THE FIRST TIME I heard about the Russian Festival in Rincon, I gave a quizzical look.
Russians? In Rincon?
Then all my senses leapt back to when I studied everything Russian in high school and college. The food, the art, the music and… the infernal grammar.
Yes, that’s what I wanted to be at one point in my life, an English teacher in Russia or a Russian teacher in America. Thankfully, no one spoke Russian at that first festival I attended in 2010. I would have withered.
But the men and women of St. Mary Magdalene Church had a kitchen full of sashliki (skewered meats from Georgia, the Russian one), piroshki (stuffed breads), borshch (beet soup), golubtsi (stuffed cabbage) and many other savory and sweet favorites.
The church’s artists had tables full of their wares, including beautiful icons.
And the church’s singers sung the hauntingly beautiful religious and folk melodies that carry the Russian sound down into your core. You might know some of these as classical pieces (by Rimsky-Korsokov) or pop crossovers (“Midnight in Moscow”).
I was happy. But the questions remained. How did all of this come about in a corner of the world far removed from ice and snow? To get the answers for you this year, I turned to the church’s choir director, iconographer and spokeswoman, Denise Norman.

“St. Mary Magdalene doesn’t minister only to Russians,” Norman says. “It has never been an ethnic church.”
She explained how the Orthodox Church in America started with Russians in Alaska and moved across the country, including to Savannah in 1989.
(The Greek Orthodox Church in Savannah, St. Paul’s on Anderson Street, was formed in 1900. If you enjoyed their annual Greek Festival recently, you definitely should try this.)
“In some ways, we were a military church,” Norman says. “We had many, many servicemen and their families.”
The congregation moved from one rented Savannah location to another until, like a lot of people, they found land for a permanent home out in Rincon in 2005.
The gorgeous little church they built there is a knock-out Russian-style structure that evokes Moscow’s Golden Ring, the string of ancient towns with onion domes and huge bells just outside the Russian capital.
Its Russianness comes by faith more than by birth. Its few Russians are outnumbered by parishioners like Norman, a convert who grew up in Boston’s Italian community.
“I’m still very much Italian,” she says. “I’m making an effort not to be waving my hands around during this interview.”
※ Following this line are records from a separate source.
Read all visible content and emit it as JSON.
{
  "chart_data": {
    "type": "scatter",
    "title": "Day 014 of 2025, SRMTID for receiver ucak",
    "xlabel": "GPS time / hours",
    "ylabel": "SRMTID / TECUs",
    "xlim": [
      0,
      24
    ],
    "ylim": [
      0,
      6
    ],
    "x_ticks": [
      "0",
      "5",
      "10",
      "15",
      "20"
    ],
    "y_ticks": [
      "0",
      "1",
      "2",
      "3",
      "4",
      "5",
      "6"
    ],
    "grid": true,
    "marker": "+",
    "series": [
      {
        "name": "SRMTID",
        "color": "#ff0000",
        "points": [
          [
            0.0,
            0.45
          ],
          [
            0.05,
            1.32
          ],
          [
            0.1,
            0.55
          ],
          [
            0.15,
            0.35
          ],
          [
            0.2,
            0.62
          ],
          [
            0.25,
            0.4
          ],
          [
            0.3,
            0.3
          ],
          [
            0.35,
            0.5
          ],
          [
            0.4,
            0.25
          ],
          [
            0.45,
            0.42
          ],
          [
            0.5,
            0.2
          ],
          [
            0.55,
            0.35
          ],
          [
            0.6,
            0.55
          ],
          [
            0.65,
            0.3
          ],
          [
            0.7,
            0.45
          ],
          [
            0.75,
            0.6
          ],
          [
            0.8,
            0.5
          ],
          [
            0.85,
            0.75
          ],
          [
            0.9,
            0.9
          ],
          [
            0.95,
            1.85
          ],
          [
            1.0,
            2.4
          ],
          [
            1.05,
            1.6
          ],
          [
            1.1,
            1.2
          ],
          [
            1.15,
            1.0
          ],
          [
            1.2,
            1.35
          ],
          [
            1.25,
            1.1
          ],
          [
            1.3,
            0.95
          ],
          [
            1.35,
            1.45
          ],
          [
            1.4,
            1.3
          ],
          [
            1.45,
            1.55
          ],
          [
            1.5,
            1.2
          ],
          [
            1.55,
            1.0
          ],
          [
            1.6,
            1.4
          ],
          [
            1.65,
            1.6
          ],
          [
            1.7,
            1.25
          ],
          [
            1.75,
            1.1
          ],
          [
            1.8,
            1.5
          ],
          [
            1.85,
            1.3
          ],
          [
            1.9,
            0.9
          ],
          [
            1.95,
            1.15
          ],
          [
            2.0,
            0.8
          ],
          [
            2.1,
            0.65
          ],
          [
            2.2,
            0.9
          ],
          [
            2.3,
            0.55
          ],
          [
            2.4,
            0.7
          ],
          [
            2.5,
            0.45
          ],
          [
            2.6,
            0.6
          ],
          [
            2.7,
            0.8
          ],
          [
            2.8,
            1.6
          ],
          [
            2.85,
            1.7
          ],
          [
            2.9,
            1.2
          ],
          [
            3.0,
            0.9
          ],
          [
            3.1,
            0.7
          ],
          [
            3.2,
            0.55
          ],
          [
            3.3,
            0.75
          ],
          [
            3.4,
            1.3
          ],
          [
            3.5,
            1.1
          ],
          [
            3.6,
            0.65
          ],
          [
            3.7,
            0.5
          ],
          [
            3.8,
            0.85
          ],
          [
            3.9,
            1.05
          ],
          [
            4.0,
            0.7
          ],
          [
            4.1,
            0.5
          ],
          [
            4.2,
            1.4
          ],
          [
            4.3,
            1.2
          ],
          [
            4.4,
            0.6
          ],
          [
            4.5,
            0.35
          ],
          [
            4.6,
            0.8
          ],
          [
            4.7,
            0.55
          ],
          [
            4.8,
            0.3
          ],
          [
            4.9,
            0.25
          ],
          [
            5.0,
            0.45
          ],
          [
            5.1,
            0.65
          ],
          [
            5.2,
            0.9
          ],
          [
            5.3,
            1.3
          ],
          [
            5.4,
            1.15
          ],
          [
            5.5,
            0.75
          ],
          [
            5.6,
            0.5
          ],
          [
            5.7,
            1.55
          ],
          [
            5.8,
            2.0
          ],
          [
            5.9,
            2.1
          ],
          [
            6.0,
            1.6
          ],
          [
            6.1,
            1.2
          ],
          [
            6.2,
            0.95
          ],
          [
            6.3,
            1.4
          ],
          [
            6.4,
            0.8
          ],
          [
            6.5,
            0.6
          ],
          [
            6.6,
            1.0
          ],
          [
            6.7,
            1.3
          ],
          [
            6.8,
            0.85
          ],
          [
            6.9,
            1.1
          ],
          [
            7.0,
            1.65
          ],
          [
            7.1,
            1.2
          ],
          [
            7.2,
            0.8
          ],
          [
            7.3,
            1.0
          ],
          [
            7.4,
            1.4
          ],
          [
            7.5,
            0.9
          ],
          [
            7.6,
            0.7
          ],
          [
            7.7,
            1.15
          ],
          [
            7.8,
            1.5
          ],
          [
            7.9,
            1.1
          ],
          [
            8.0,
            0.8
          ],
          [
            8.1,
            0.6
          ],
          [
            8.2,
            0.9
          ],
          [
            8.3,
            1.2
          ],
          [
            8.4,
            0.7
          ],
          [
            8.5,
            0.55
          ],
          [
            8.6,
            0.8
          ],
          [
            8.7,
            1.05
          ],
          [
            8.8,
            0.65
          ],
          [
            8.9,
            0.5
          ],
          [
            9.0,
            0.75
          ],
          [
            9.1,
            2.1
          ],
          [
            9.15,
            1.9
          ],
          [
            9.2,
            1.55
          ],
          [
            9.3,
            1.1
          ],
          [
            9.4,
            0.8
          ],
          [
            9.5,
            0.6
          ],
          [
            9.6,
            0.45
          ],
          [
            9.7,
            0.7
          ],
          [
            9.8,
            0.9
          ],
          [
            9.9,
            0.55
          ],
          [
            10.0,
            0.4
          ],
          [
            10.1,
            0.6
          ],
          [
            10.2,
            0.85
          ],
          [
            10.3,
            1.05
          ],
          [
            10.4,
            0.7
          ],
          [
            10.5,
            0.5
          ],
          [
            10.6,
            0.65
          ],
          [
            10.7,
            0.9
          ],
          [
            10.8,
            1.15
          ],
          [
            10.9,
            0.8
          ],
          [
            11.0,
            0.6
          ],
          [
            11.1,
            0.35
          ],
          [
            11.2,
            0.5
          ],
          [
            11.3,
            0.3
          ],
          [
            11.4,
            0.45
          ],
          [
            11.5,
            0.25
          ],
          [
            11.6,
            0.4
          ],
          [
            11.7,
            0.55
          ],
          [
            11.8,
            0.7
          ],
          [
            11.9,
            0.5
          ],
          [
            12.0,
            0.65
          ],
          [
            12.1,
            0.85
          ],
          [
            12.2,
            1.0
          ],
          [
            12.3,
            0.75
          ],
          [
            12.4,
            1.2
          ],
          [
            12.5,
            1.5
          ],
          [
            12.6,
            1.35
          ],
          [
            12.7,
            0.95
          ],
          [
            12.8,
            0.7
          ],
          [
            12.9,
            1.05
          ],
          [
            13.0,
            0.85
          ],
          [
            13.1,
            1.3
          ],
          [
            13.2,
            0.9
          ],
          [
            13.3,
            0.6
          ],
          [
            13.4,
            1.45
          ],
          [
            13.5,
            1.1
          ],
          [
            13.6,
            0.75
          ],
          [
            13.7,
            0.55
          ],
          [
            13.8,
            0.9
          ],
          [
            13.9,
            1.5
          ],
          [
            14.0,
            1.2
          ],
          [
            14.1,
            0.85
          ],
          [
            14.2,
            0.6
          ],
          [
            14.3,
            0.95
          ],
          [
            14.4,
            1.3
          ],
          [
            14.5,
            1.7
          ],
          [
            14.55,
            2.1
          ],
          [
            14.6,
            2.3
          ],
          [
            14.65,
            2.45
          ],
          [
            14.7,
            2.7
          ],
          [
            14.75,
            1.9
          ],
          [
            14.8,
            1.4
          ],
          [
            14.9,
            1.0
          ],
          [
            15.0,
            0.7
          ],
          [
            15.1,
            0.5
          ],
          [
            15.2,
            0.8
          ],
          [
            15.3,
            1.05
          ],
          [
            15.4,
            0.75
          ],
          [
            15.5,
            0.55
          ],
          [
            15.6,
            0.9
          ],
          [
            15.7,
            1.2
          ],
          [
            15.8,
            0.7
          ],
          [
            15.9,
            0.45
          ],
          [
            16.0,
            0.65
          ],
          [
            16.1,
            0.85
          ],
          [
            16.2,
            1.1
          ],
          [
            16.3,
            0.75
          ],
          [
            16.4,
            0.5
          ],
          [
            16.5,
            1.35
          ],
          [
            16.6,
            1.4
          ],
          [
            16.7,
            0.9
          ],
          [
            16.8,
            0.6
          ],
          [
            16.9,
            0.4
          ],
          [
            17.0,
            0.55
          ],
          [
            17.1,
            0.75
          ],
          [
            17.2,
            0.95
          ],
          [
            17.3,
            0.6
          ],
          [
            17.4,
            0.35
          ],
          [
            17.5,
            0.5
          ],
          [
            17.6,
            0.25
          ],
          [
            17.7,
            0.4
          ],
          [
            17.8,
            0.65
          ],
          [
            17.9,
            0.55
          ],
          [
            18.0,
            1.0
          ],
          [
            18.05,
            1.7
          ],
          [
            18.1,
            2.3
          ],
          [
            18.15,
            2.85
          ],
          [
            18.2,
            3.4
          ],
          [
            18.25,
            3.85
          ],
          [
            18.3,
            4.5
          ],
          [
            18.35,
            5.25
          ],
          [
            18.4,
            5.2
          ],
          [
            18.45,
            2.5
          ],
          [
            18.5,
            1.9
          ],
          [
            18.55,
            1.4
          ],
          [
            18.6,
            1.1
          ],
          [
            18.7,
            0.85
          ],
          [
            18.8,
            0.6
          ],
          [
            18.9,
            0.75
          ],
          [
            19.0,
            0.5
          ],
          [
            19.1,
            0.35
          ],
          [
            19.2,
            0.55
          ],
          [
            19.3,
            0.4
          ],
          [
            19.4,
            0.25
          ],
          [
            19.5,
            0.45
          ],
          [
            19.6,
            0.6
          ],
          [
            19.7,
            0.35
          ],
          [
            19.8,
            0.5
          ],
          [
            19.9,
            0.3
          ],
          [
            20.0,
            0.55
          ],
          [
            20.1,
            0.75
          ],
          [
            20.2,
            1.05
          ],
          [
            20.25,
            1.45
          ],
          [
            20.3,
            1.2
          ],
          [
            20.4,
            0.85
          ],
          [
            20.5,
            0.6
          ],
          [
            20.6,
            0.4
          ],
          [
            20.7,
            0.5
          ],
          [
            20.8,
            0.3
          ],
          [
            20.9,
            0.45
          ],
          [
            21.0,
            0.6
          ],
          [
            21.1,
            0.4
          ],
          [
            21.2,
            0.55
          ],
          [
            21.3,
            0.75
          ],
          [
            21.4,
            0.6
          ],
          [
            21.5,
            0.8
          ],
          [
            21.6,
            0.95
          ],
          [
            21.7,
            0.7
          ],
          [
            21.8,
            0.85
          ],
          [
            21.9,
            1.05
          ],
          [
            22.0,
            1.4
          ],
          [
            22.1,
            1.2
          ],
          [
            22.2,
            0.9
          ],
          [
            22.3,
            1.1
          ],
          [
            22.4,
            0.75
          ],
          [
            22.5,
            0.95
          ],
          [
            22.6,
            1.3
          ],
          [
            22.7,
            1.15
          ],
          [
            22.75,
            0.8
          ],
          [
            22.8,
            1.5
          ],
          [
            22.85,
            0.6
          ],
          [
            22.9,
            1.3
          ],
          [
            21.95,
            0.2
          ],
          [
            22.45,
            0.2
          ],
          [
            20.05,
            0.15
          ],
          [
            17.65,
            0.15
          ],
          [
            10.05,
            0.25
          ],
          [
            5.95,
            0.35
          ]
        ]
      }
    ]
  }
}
Her Orthodoxy led her to Russian art, including her brilliant icons. They look simple. But making them is anything but easy.
“No one makes up an icon,” Norman says. “There are models that we use.”
Iconographers depict Biblical figures. They use only certain types of wood. Linen, plaster, egg yolk, vinegar and hand-ground pigments are just a few of the ingredients.
“But you can go to a class where there are 20 students and everyone is painting exactly the same icon from exactly the same drawing and at the end of that class you’re going to have 20 different icons,” she says.
She has icons in churches and private collections. Her first iconography teacher became her first Russian cooking instructor.
“Every time I would go to her home for an iconography lesson, which was at least once a week, she would create these amazing meals,” Norman says.
And this returns me to the inner Russian I never shed. While I can do without adjectival declensions and heavy literature, I can’t wait two years for kolachki (jam cookies), ponchiki (doughnuts) and povitica (nut rolls).
Yes, it’s so good, it skips a year. The next one won’t be until 2016.
This article appears in Oct 22-28, 2014.

This is a wonderful article, and as a fellow parishioner this brings warmth to my heart..since I grew up in this church, not as a child but as a person, this place is more than a church to me. It is a family. We take religion and tradition to our roots, and welcome everyone. Being a Russian is not only being by blood, but embracing a beautiful culture that is rare, especially in East Georgia. We incorporate all languages we can, to make all those who come feel love and beauty through an Orthodox Christian service that anyone could relate to in their own way.
I don’t typically comment on much, but I feel I had to speak on this. It’s rare that anyone knows what I say when i mention I’m Russian Orthodox Christian…most of the time I need to put the emphasis on “christian”, this way I look to some as half normal. What I mean by this, I believe the same as most. But, I always feel the need to constantly say we are Christian, but stick to tradition. Yes, we walk around with candles at 12 in the night, and we celebrate feasts on different days then others, but we all believe in one thing for certain, one true God.
I guess in all my rant, I would like to say that people like Denise, are one in a million. They recognize a way of life that brings them happiness no matter what. Everyone at this church has given everything they got to make it what it is today, and I can not look forward enough until the day I return for another service. It is and will always grow, when you have individuals like Denise that commit to making a church a home for prayer and worship.